El cuento por su autor

Supongo que ir de vacaciones con un escritor no debe ser fácil. Es inevitable que su mirada condicione muchas cosas: qué se hace, qué se dice, cómo se hace, cuándo. Y más cuando el propio escritor lo anuncia, medio en broma, totalmente serio: toda anécdota, todo chiste, toda historia o acción puede terminar dentro de una historia. Repito, no debe ser fácil. Pero sucede que, con el correr de los días, esa desconfianza se pierde o al menos se posterga. Lo he visto: la lengua se suelta; después de todo el escritor no deja de ser una persona como cualquier otra, y dependerá de su actitud —de su pose— si las demás personas de un grupo deciden confiar en él o no. Porque no solo se mide al escritor, se miden los demás frente a él. Esa pose —erudición muchas veces falsa— del escritor suele ser una barrera que cae rápidamente con una acción simple: mancharse la remera con salsa, beber un poco demás, quemarse demasiado la piel por no saber esparcirse el protector solar: esas cosas acercan. Ahí está, es escritor pero no entiende nada de la vida. La cuestión es que este cuento tiene su origen en una charla de hotel: Guillermo vivió en Andorra y su última pertenencia antes de volverse a la Argentina fue un auto. De ahí surge este relato. Éramos cuatro en esa pileta, esa tarde. Guillermo, Darío, Maximiliano y yo. Maximiliano contó sobre su padre, chofer de larga distancia que había llevado fantasmas en el micro (ese es material de otro cuento), Darío fue más cauto, como los personajes de sus historias, pero no pudo escapar al relato, y tomé nota para un próximo cuento.

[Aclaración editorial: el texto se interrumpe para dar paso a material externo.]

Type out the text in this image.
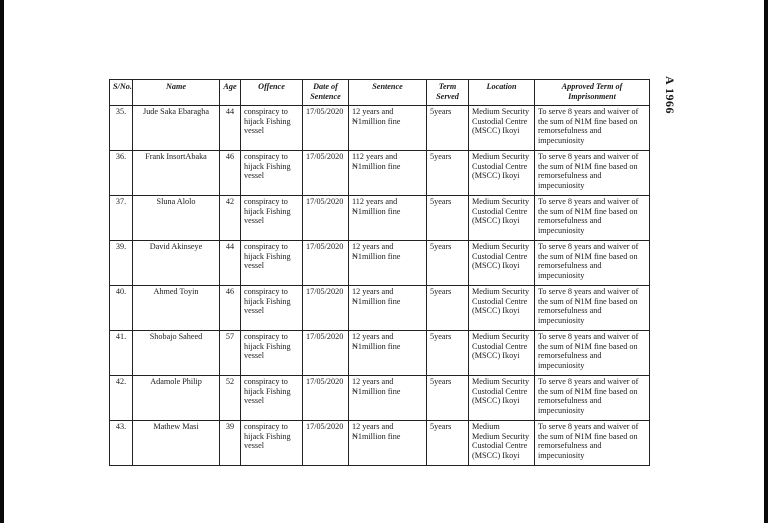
A 1966
S/No.	Name	Age	Offence	Date of Sentence	Sentence	Term Served	Location	Approved Term of Imprisonment
35.	Jude Saka Ebaragha	44	conspiracy to hijack Fishing vessel	17/05/2020	12 years and ₦1million fine	5years	Medium Security
Custodial Centre
(MSCC) Ikoyi	To serve 8 years and waiver of the sum of ₦1M fine based on remorsefulness and impecuniosity
36.	Frank InsortAbaka	46	conspiracy to hijack Fishing vessel	17/05/2020	112 years and ₦1million fine	5years	Medium Security
Custodial Centre
(MSCC) Ikoyi	To serve 8 years and waiver of the sum of ₦1M fine based on remorsefulness and impecuniosity
37.	Sluna Alolo	42	conspiracy to hijack Fishing vessel	17/05/2020	112 years and ₦1million fine	5years	Medium Security
Custodial Centre
(MSCC) Ikoyi	To serve 8 years and waiver of the sum of ₦1M fine based on remorsefulness and impecuniosity
39.	David Akinseye	44	conspiracy to hijack Fishing vessel	17/05/2020	12 years and ₦1million fine	5years	Medium Security
Custodial Centre
(MSCC) Ikoyi	To serve 8 years and waiver of the sum of ₦1M fine based on remorsefulness and impecuniosity
40.	Ahmed Toyin	46	conspiracy to hijack Fishing vessel	17/05/2020	12 years and ₦1million fine	5years	Medium Security
Custodial Centre
(MSCC) Ikoyi	To serve 8 years and waiver of the sum of ₦1M fine based on remorsefulness and impecuniosity
41.	Shobajo Saheed	57	conspiracy to hijack Fishing vessel	17/05/2020	12 years and ₦1million fine	5years	Medium Security
Custodial Centre
(MSCC) Ikoyi	To serve 8 years and waiver of the sum of ₦1M fine based on remorsefulness and impecuniosity
42.	Adamole Philip	52	conspiracy to hijack Fishing vessel	17/05/2020	12 years and ₦1million fine	5years	Medium Security
Custodial Centre
(MSCC) Ikoyi	To serve 8 years and waiver of the sum of ₦1M fine based on remorsefulness and impecuniosity
43.	Mathew Masi	39	conspiracy to hijack Fishing vessel	17/05/2020	12 years and ₦1million fine	5years	Medium
Medium Security
Custodial Centre
(MSCC) Ikoyi	To serve 8 years and waiver of the sum of ₦1M fine based on remorsefulness and impecuniosity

Pero, como suele suceder, los relatos solos no alcanzan y algo tiene que cruzarse. Días después, ya de regreso, en el campo entrerriano de La Beba Chatelain, pasé una mañana mirando cómo una excavadora sacaba tierra para fabricar un tajamar y esos dos hechos tan diferentes —un brazo mecánico, un auto en Andorra— terminaron por formar esta historia. De las vacaciones ya no me acuerdo: el verdadero olvido es ese, y no otra cosa.

El olvido es otra cosa

El ruido de la excavadora no lo deja pensar, funciona como esos relojes despertadores que repiten un mismo sonido: una melodía sencilla que se escucha con la cabeza adentro del agua. Adentro de la tierra en este caso. ¿Cuántos camiones llenos vio ir y venir ya? Cuatro por lo menos y apenas es media mañana. El sol todavía no quema tanto en la piel. O quizás no quema gracias al viento, pero no, no es solo a eso, es gracias a una nubosidad variable, gracias a esa capacidad del cuerpo de engañarse, de postergar: prestarle atención al calor es la cura, es no sufrir por lo que vendrá. Pone la mano en el techo el auto. La chapa sí está caliente. Eso sí es sufrir: quemarse; la memoria es otra cosa.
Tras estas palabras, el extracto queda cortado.